Na semana passada, o Rio de Janeiro sediou a tão aguardada reunião de cúpula do Brics, um bloco que reúne 11 países em desenvolvimento em busca de cooperação econômica, política e social. Logo após o primeiro dia do evento, surgiram sinais de tumulto nas relações internacionais, com o presidente dos Estados Unidos, Donald Trump, ameaçando taxar em 10% “qualquer país que se aliar às políticas antiamericanas do Brics”. A Casa Branca informou que o republicano estava “acompanhando de perto” as discussões entre os líderes do bloco.
A proposta de tarifas e a crise nas relações Brasil-EUA
O que se pensava ser apenas uma ameaça inicial acabou se concretizando. Na última quarta-feira (9/7), um dia após o término da cúpula, Trump formalizou, por meio de uma carta endereçada ao presidente Luiz Inácio Lula da Silva (PT), a imposição de uma tarifa de 50% sobre as exportações brasileiras. Essa decisão aprofundou a crise nas relações entre os dois países e levantou discussões sobre a posição do Brasil no cenário internacional.
Brics: o que é e sua importância global
O Brics foi criado em 2001 pelo economista Jim O’Neill, do Goldman Sachs, que referia-se ao Brasil, Rússia, Índia e China como economias emergentes com grande potencial de crescimento até 2050. A formalização do grupo ocorreu em 2006 na Assembleia-Geral da Organização das Nações Unidas (ONU) e ganhou força após a crise financeira de 2008, culminando na primeira cúpula de chefes de Estado em 2009, na Rússia. A adesão da África do Sul em 2010 oficializou o acrônimo Brics, que atualmente inclui outros países como Arábia Saudita, Egito, Emirados Árabes Unidos, Etiópia, Indonésia, Irã e Rússia.
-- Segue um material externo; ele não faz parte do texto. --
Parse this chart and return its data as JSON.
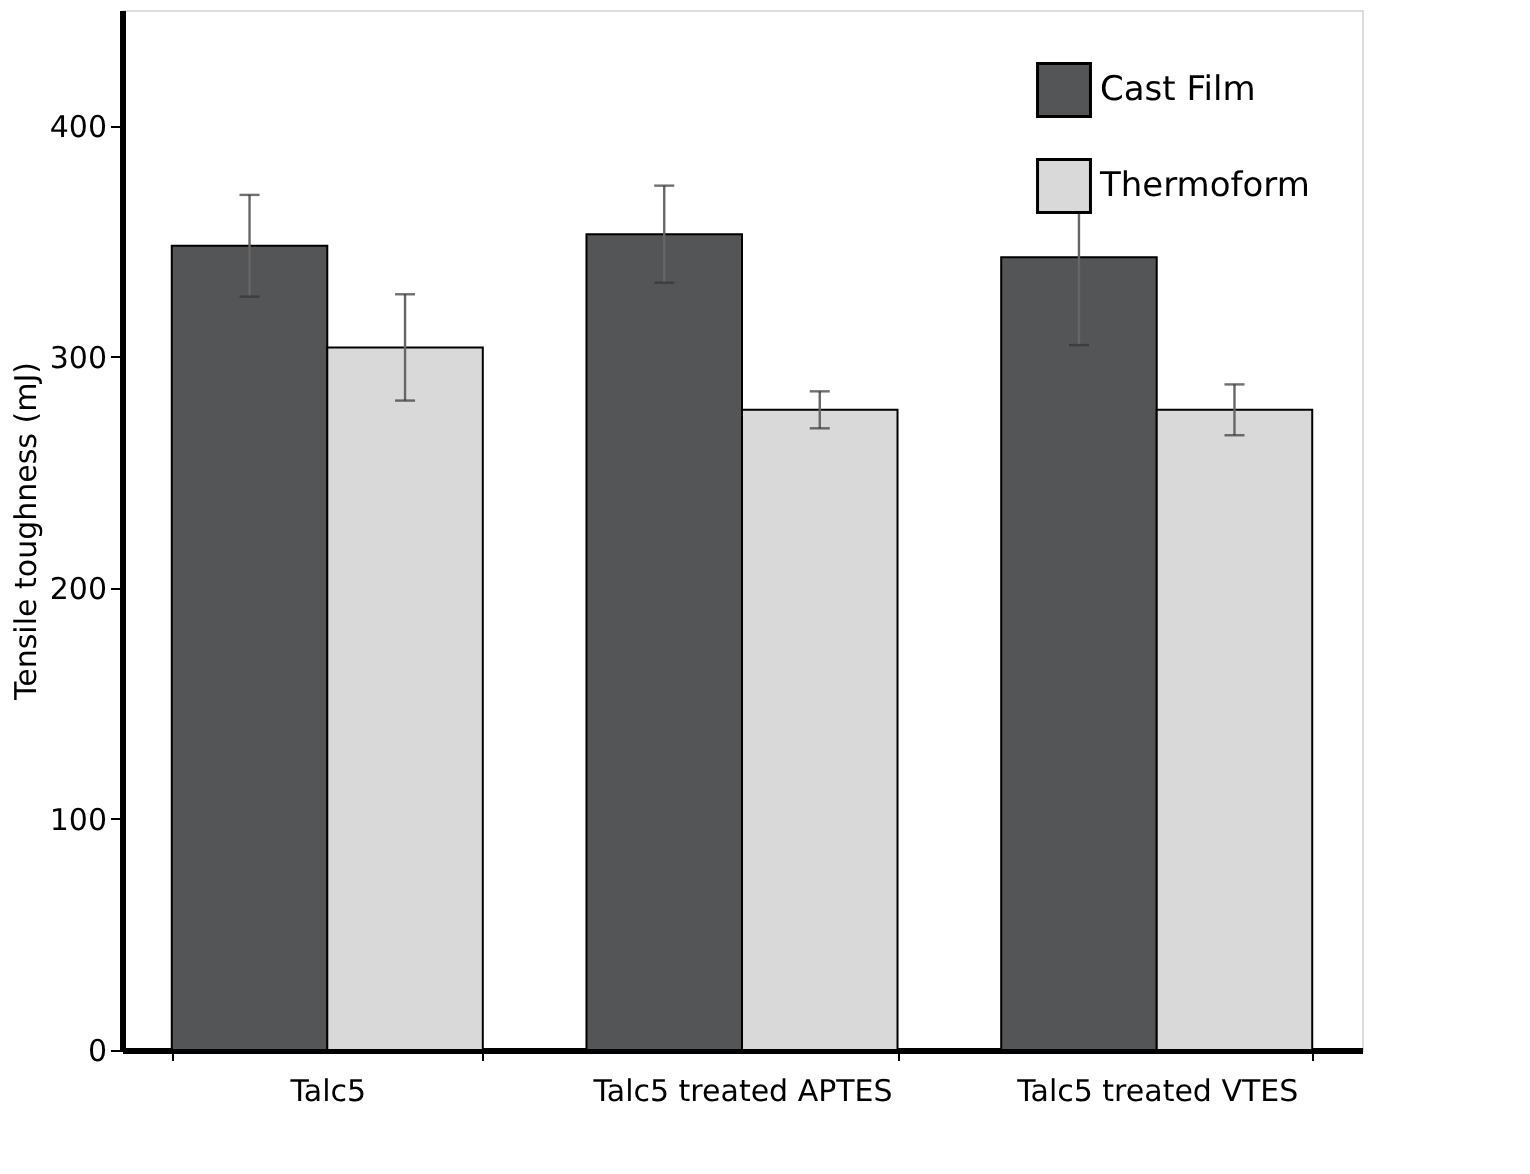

Com sua diversidade cultural e regional, os membros do Brics compartilham um vasto território e uma população numerosa, além de um rápido processo de industrialização. Especialistas acreditam que o protagonismo do Brasil no bloco, aliado aos apelos de Lula por mecanismos de pagamento alternativos ao uso do dólar, podem ter influenciado a ação da administração Trump.
A defesa de Lula pela redução da dependência do dólar
Durante o encerramento da cúpula do Brics, o presidente Lula defendeu a adoção de meios alternativos à moeda americana. Ele argumentou que países do bloco têm conversado sobre o uso de moedas locais no comércio internacional, uma estratégia que visa reduzir a dependência do dólar. “Eu acho que o mundo precisa encontrar um jeito de que a nossa relação comercial não precise passar pelo dólar”, enfatizou Lula em entrevista à imprensa, exemplificando situações em que acordos com países como Argentina, China e Índia poderiam ser feitos sem a necessidade da moeda americana.
“Ninguém determinou que o dólar é a moeda padrão. Em que fórum foi determinado? É importante discutir isso com muito cuidado e responsabilidade”, completou.
Sob a perspectiva de João Alfredo Lopes Nyegray, coordenador do Observatório de Negócios Internacionais da Pontifícia Universidade Católica do Paraná (PUCPR), as declarações proferidas por Lula podem ter impulsionado Trump a tomar medidas mais enérgicas contra o Brasil. “Quando Lula propõe mecanismos alternativos ao dólar em transações entre países do Sul Global, ele afeta diretamente a arquitetura de poder construída pelos EUA no pós-guerra”, afirma Nyegray.
Impacto das novas tarifas e a reação global
Luciano Muñoz, professor de Relações Internacionais do Centro Universitário de Brasília (CEUB), também destaca que as tarifas impostas por Trump refletem uma preocupação em relação à expansão do Brics e suas implicações na ordem mundial. “Essa expansão, que vem de dois anos para cá, é vista como uma resposta ao isolamento russo, especialmente no contexto da guerra da Ucrânia”. Para Muñoz, o Brics surge como uma nova plataforma que oferece ao bloco uma projeção global em um cenário onde as tensões geopolíticas ficam cada vez mais evidentes.
Com os olhos do mundo voltados para o Brasil, a cúpula do Brics não apenas promoveu um diálogo entre nações emergentes, mas também destacou as complexidades das relações internacionais contemporâneas. A resposta de Trump serve como um alerta sobre as consequências de desafios ao domínio americano e a busca por novas alianças econômicas e políticas.
Os desdobramentos ainda estão por vir, mas é evidente que a presença do Brasil no Brics está moldando uma nova narrativa no cenário global.